55. 跳跃游戏
动态规划:
class Solution {
public boolean canJump(int[] nums) {
int len = nums.length;
if (len == 0) {
return false;
}
boolean[] dp = new boolean[len];
dp[len - 1] = true;
for (int i = len - 2; i >= 0; i--) {
if (nums[i] == 0) {
dp[i] = false;
} else if (nums[i] + i >= len - 1) {
dp[i] = true;
} else {
for (int j = i + 1; j <= i + nums[i]; j++) {
if (dp[j] == true) {
dp[i] = true;
break;
}
}
}
}
return dp[0];
}
}
一次遍历:
不断记录最远可到达距离,只要当前位置大于最远可到达距离,就返回false。
class Solution {
public boolean canJump(int[] nums) {
int maxPosition = 0;
for (int i = 0; i < nums.length; i++) {
if (i > maxPosition) {
return false;
}
maxPosition = Math.max(i + nums[i], maxPosition);
}
return true;
}
}
56. 合并区间
给出一个区间的集合,请合并所有重叠的区间。
先把二维数组按照左区间从小到大的顺序排序,初始左区间为第一个区间的左区间,右区间为第一个区间的右区间。

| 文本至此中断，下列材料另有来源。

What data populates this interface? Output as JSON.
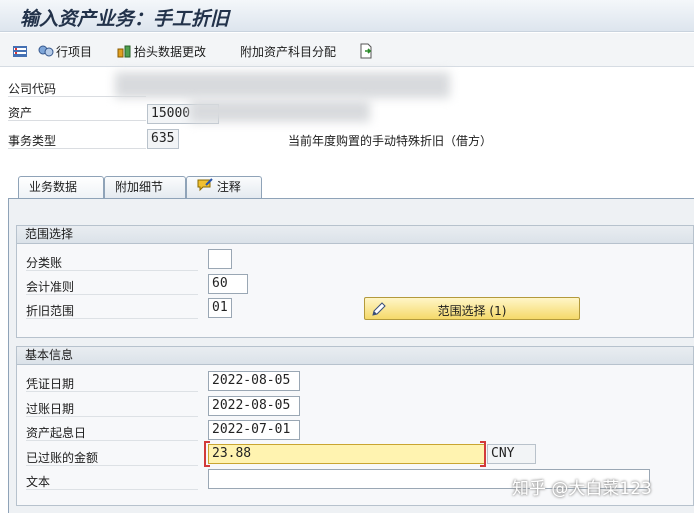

然后按顺序遍历剩余的所有数组,当某个区间的左区间比之前最大的右区间还大时,肯定合并不了了,把之前确定好的左右区间加入到list中,然后左右区间设定为当前区间,继续遍历。
否则更新右区间的大小,取当前右区间与之前最大右区间的较大值。
最后将list<int[]>转换为二维数组即可。
class Solution {
public int[][] merge(int[][] intervals) {
if (intervals.length == 0) {
return new int[0][2];
}
List<int[]> res = new ArrayList<>();
Arrays.sort(intervals, Comparator.comparingInt(a -> a[0]));
int left = intervals[0][0], right = intervals[0][1];
for (int i = 1; i < intervals.length; i++) {
if (intervals[i][0] > right) {
res.add(new int[]{left, right});
left = intervals[i][0];
right = intervals[i][1];
} else {
right = Math.max(right, intervals[i][1]);
}
}
res.add(new int[]{left, right});
return res.toArray(new int[res.size()][]);
}
}
57. 插入区间
遍历原有的区间,判断与待插入的区间是否有交集。
如果两个区间,左区间的较大值小于等于右区间的较小值,那么有交集。
如果和新区间没有交集,那么直接加到结果集中,如果有交集,新区间更新为并集的左端点和右端点。然后再将后面的区间与更新之后的新区间进行比较。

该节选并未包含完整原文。